The Real Mystery of Bates Motel
I am watching Bates Motel (Monday nights, A&E). It’s engaging and scary. Tune in if only for the performance by Vera Farmiga which really is astoundingly good.
I came away from last night’s episode thinking there are two kinds of drama on TV right now. (Yes, there are more than two but indulge me.)
There’s the police procedural, that work horse of network TV. Law and Order, if you count all 6 versions, now has over 1000 episodes to its credit. Then there’s CSI, NCIS and Criminal Minds.
In all of these, we open with a crime and we close with some kind of resolution. Chaos breaks into the world and then gets routed out of it.
Then there’s the another category that forgoes that this narrative and moral clarity. I am thinking of Bates Motel which is shot through with menace and a mystery never goes away.
You will say this is the nature of horror.

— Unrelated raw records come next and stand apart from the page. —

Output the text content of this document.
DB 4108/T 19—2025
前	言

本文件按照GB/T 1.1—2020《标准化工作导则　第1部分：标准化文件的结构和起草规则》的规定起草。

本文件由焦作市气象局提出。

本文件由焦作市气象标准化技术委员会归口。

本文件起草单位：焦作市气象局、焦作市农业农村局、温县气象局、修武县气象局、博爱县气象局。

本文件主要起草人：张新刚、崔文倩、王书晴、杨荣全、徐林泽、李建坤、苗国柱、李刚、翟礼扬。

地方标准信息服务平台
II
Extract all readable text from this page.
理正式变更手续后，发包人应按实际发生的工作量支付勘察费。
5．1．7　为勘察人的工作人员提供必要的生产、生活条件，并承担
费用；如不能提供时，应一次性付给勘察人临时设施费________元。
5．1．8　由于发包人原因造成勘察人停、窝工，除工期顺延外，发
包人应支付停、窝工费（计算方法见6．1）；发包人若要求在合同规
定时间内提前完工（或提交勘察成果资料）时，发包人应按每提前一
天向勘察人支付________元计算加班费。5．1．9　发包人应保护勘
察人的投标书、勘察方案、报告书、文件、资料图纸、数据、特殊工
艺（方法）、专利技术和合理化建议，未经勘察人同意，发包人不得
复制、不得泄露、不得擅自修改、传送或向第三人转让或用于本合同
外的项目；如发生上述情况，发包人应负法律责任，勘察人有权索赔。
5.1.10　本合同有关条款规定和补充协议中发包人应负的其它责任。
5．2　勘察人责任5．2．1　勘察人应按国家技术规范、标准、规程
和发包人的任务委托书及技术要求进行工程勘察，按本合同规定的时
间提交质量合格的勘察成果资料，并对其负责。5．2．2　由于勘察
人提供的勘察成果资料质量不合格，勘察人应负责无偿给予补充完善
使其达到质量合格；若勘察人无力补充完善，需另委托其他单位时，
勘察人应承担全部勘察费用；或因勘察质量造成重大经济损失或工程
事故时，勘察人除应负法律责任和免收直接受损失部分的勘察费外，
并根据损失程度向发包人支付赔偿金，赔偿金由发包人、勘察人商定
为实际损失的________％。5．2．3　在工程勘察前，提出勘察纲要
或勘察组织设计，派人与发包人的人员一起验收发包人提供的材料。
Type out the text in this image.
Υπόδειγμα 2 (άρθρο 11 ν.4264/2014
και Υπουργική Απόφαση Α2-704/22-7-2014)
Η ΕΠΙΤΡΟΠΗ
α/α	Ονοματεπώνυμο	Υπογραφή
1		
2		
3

But this “dreadful indeterminacy” can be seen also in shows like Fringe, Lost, Orphan Black and Dolls. Something is out of kilter, the world no longer spins on its axis, the forces of disorder are building, and we are done for.
1. Is this a fair contrast?
2. Is the police procedural category diminishing?
3. Is there a second category of the kind proposed here? (I am perfectly happy to hear everyone say “no.” This is an open question.)
4. If there is a second category, what should we call it?
5. Is it growing?
6. Why is it growing?
This is a question for those masters of popular culture, Sarah Zupko, Matthew Belinki, Tara Ariano or Sarah Bunting, and anyone else who wants to prove they are in their league.